A business creates value when is able to grow and deliver return on capital that exceeds its underlying cost – investors want to be compensated for the risks taken. The ability to create value is directly linked with businesses operational efficiency (reflected at operational margin level), investment required to achieve it (working capital and CAPEX) and long-term visibility (growth strategy and scalability).

The translation of the value creation concept to luxury fashion can be mainly decomposed by the ability to (i) manage inventory efficiently – the largest annual investment by far, which impacts both operational margins and working capital needs – and (ii) address the target market successfully.

Ultimately, enterprise value (EV) reflects the perception of value effectively created. According to public information (Graph 1 – EV/Sales Valuation Multiple), market leaders are expected to generate, on average, EV equivalent to 6,0x sales, while traditional retailers, based on Stockedge’s own estimations, are not expected to exceed 1,0x sales.

If we take into consideration that traditional retailers are delivering average net profit margins of 7% to 8%, negatively impacted by inventory (mis)management, and remain highly dependent to the representation of a restricted number of international brands (for a pre-determined period of time), it becomes very clear why the existence of such gap.

Some traditional retailers try to counterbalance these limitations through the adoption of aggressive and expensive online strategies, which end-delivering high sales growth but with no/negligible impact at bottom-line level or developing distinctive capabilities (i.e. create very limited additional value).
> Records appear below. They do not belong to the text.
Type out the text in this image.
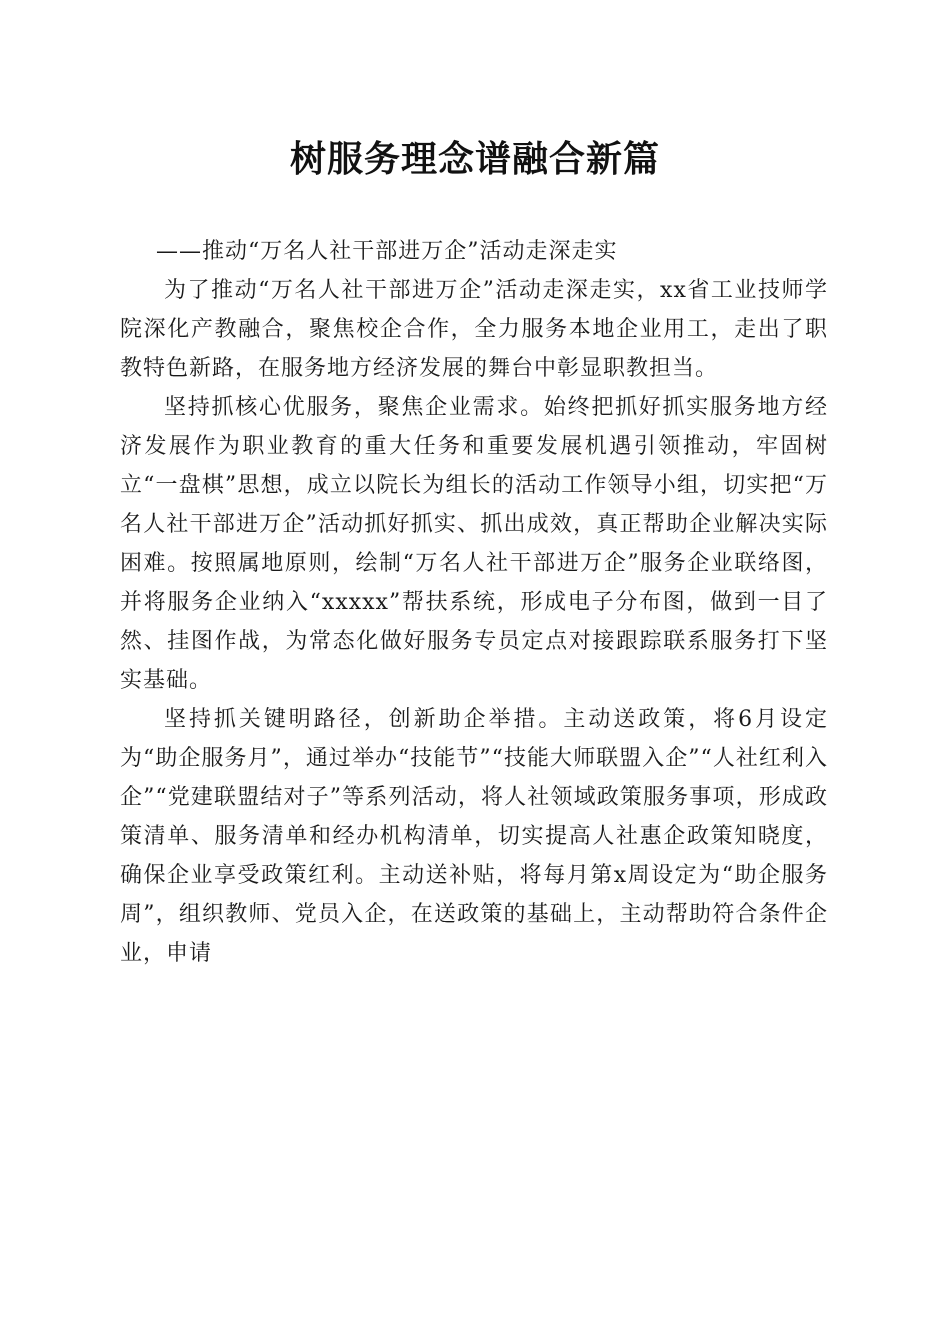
树服务理念谱融合新篇

——推动“万名人社干部进万企”活动走深走实

为了推动“万名人社干部进万企”活动走深走实，xx省工业技师学院深化产教融合，聚焦校企合作，全力服务本地企业用工，走出了职教特色新路，在服务地方经济发展的舞台中彰显职教担当。

坚持抓核心优服务，聚焦企业需求。始终把抓好抓实服务地方经济发展作为职业教育的重大任务和重要发展机遇引领推动，牢固树立“一盘棋”思想，成立以院长为组长的活动工作领导小组，切实把“万名人社干部进万企”活动抓好抓实、抓出成效，真正帮助企业解决实际困难。按照属地原则，绘制“万名人社干部进万企”服务企业联络图，并将服务企业纳入“xxxxx”帮扶系统，形成电子分布图，做到一目了然、挂图作战，为常态化做好服务专员定点对接跟踪联系服务打下坚实基础。

坚持抓关键明路径，创新助企举措。主动送政策，将6月设定为“助企服务月”，通过举办“技能节”“技能大师联盟入企”“人社红利入企”“党建联盟结对子”等系列活动，将人社领域政策服务事项，形成政策清单、服务清单和经办机构清单，切实提高人社惠企政策知晓度，确保企业享受政策红利。主动送补贴，将每月第x周设定为“助企服务周”，组织教师、党员入企，在送政策的基础上，主动帮助符合条件企业，申请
We believe net profit margins can be improved significantly (Graph 2 – Revised PL Decomposition).

Full-market transparency (optimal ordering and efficient monitoring) and intraday liquidity (global and real time inventory allocation at tight execution charges) are expected to generate up to ~20% sales incremental value.

On top of the improved net profit margins, transparency and intraday liquidity is also expected to give long-term visibility to traditional retailers – either through dynamic brand portfolio management (i.e. lower dependency and gain bargaining power) or a more efficient direct-to-consumer approach (i.e. understand better what end-consumers are really looking for).

Altogether, full-transparency and intraday liquidity are estimated to deliver long-term visibility and generate additional annual benefits equivalent up to 20% sales. Consequently, despite not changing business landscape, traditional retailers are able to capture a much higher recurrent value – EV can be revised upward from current 1,0x sales to about 3,0x sales.